A carga horária mínima exigida também foi reduzida. As 45 horas obrigatórias de conteúdo teórico deixaram de ser uma exigência fixa, enquanto o treinamento prático teve a carga mínima reduzida de 20 para 2 horas. O desempenho nas avaliações passou a ter maior peso na comprovação da preparação do candidato.
Apesar da flexibilização, o Detran-RN reforça que as etapas de avaliação continuam obrigatórias. Os exames médico e psicológico, a prova teórica e o teste prático permanecem como critérios para aprovação e emissão do documento.
“O exame prático continua determinante e obrigatório para demonstrar a capacidade de condução dos motoristas”, informou o órgão estadual.
O diretor-geral do Detran-RN, Jonielson Oliveira, afirmou que as mudanças representam uma alteração no modelo de formação de condutores, mas destacou que a avaliação final continua sendo o principal mecanismo de segurança.
“As mudanças representam um novo marco para o futuro da formação de condutores.

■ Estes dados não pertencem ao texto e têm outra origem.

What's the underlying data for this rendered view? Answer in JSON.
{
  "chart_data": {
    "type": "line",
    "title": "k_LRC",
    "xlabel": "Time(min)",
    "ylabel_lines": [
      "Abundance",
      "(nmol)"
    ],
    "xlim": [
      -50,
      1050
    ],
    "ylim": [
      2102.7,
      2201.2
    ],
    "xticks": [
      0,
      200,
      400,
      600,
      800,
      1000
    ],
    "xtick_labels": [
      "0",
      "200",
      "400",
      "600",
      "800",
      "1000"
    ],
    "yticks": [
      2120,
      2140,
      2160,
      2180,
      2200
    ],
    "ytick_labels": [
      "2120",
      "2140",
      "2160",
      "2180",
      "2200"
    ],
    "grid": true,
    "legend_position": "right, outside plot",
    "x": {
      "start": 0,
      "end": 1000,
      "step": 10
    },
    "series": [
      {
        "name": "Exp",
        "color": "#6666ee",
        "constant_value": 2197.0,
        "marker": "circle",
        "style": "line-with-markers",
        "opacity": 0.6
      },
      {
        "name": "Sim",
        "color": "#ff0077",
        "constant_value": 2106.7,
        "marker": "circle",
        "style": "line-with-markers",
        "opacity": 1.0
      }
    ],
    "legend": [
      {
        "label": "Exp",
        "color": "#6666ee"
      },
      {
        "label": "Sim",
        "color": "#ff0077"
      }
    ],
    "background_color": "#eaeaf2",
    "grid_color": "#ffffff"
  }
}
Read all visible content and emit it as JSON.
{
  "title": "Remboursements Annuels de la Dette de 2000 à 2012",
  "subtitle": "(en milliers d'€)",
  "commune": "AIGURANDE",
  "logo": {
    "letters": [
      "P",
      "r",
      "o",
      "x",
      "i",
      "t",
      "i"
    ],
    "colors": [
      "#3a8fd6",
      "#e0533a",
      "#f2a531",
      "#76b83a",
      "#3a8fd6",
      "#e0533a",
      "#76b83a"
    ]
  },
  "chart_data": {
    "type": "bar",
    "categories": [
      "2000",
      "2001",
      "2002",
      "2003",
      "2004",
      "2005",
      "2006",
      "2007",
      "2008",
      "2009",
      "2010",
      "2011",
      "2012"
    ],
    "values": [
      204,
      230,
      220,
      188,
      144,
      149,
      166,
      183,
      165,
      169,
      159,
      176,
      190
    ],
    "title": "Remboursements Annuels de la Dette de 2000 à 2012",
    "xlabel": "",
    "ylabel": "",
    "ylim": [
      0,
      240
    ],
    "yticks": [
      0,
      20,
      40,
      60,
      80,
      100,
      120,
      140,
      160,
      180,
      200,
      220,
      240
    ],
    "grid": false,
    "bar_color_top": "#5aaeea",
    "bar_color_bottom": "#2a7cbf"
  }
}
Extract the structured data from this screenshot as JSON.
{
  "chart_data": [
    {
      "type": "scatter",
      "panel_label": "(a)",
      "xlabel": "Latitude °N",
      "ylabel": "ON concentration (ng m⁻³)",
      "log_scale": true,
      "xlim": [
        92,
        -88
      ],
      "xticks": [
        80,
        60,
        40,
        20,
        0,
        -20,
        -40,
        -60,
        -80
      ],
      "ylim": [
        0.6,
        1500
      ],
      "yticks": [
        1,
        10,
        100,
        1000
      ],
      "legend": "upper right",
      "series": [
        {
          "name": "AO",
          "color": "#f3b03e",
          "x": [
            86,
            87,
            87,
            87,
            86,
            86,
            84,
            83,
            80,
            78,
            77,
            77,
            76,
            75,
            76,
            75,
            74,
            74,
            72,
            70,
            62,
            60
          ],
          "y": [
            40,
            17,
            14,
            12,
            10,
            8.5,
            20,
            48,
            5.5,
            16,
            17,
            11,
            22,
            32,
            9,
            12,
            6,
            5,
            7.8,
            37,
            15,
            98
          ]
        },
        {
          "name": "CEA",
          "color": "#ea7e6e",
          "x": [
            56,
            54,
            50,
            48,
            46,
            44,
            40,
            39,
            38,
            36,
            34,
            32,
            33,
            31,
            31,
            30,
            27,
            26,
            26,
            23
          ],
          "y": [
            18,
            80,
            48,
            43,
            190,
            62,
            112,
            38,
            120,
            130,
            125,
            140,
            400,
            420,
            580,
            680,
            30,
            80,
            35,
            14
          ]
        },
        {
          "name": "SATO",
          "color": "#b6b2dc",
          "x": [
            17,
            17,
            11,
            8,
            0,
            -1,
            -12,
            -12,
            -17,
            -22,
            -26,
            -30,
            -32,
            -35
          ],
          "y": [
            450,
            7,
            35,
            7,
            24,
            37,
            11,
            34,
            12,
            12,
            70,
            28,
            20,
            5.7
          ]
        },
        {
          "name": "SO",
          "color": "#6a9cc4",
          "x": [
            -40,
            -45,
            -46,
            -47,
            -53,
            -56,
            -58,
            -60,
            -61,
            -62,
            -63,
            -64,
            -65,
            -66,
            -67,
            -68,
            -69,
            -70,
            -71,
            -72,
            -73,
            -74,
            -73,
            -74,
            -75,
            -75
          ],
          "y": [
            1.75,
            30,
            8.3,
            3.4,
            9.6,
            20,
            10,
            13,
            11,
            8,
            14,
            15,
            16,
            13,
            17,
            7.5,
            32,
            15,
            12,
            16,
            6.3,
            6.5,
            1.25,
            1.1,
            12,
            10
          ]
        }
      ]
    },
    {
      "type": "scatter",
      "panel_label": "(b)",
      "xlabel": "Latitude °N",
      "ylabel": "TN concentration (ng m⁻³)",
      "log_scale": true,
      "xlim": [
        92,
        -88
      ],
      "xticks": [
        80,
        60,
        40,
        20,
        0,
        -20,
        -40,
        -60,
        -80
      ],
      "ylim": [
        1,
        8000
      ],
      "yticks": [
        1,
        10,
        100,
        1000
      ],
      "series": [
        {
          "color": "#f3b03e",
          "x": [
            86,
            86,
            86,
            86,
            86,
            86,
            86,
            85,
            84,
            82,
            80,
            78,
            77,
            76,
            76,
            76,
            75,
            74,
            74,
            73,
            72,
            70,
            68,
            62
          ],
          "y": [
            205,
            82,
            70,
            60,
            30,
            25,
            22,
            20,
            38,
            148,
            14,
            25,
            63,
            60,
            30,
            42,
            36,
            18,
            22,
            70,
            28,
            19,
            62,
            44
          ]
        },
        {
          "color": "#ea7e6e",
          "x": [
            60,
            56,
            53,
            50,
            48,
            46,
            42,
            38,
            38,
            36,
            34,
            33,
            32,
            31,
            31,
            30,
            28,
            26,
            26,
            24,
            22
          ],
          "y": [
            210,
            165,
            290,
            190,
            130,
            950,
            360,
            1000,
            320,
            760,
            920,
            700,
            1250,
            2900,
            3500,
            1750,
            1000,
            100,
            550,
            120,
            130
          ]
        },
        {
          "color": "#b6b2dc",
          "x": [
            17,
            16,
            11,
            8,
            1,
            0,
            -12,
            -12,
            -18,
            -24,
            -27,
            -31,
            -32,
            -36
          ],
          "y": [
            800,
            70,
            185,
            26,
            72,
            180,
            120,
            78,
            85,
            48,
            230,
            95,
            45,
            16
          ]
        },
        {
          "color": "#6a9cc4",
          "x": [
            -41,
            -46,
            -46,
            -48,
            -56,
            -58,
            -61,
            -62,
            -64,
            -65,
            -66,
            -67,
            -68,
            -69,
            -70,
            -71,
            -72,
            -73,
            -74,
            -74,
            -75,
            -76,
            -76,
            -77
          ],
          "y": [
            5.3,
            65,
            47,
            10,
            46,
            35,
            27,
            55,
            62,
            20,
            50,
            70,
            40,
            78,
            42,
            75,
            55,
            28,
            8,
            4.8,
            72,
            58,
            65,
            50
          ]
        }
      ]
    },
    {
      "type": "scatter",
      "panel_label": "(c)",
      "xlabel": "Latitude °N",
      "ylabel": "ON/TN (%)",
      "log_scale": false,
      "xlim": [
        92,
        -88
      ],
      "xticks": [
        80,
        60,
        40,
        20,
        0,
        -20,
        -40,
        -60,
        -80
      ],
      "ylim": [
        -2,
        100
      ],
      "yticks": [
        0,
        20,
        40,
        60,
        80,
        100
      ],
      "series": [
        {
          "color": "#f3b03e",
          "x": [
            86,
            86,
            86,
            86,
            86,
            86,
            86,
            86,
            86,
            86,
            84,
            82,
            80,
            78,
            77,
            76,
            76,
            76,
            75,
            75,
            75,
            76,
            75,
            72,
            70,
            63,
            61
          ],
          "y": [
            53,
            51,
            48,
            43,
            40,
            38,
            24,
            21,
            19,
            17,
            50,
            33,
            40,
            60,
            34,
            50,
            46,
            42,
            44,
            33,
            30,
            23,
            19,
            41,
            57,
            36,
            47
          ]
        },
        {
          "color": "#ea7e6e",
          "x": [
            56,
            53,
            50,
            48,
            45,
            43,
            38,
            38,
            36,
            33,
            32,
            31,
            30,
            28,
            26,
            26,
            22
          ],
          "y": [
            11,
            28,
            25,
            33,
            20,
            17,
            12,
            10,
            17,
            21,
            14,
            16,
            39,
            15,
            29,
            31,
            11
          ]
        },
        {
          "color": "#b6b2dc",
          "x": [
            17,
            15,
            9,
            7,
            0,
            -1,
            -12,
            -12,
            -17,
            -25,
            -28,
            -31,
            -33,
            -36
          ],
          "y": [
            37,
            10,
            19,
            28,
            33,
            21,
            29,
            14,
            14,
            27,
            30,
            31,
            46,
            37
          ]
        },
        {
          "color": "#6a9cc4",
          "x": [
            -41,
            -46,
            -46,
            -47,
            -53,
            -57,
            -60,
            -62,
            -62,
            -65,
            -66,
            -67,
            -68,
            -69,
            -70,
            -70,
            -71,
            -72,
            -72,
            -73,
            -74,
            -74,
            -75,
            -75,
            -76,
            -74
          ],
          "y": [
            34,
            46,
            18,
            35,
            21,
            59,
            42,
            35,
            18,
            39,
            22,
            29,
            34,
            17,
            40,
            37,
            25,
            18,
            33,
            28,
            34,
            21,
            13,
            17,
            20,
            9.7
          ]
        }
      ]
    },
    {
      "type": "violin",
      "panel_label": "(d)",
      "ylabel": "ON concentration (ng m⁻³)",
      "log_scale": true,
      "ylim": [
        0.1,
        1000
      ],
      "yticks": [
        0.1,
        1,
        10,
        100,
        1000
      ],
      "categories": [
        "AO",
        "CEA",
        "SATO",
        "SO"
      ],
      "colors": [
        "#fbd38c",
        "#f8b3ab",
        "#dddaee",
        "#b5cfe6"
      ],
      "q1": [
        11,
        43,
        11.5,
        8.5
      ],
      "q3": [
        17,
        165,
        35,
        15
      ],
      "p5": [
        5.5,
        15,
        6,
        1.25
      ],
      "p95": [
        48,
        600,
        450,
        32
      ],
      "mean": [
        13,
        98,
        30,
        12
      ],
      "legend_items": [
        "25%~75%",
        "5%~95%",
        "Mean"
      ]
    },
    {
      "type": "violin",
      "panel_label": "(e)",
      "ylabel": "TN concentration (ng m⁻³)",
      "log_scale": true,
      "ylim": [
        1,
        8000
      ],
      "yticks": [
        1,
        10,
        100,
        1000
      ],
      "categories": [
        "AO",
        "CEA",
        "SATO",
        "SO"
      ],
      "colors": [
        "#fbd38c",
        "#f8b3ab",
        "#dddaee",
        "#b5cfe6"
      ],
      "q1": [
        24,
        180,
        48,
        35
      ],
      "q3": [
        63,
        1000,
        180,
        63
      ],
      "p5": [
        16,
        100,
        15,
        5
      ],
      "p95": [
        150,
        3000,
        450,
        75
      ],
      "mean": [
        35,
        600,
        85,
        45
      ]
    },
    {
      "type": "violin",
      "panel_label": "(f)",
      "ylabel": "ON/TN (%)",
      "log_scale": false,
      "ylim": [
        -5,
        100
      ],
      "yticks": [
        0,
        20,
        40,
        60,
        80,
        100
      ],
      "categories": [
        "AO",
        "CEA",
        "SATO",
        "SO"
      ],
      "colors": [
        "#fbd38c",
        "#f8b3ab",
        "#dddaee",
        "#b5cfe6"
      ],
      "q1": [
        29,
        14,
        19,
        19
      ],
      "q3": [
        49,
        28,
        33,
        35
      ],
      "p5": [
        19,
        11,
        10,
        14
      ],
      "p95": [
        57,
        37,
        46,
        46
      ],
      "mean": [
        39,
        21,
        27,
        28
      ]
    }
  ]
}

A flexibilização amplia o acesso e reduz custos, mas exige ainda mais cuidado na avaliação final, que continua sendo a base para garantir que somente candidatos aptos recebam a habilitação”, afirmou.
Além da emissão de novas carteiras, as alterações também criaram um mecanismo de renovação automática para condutores considerados de bom histórico, conforme critérios definidos pelo aplicativo CNH do Brasil. O objetivo é simplificar procedimentos para motoristas que atendam aos requisitos estabelecidos.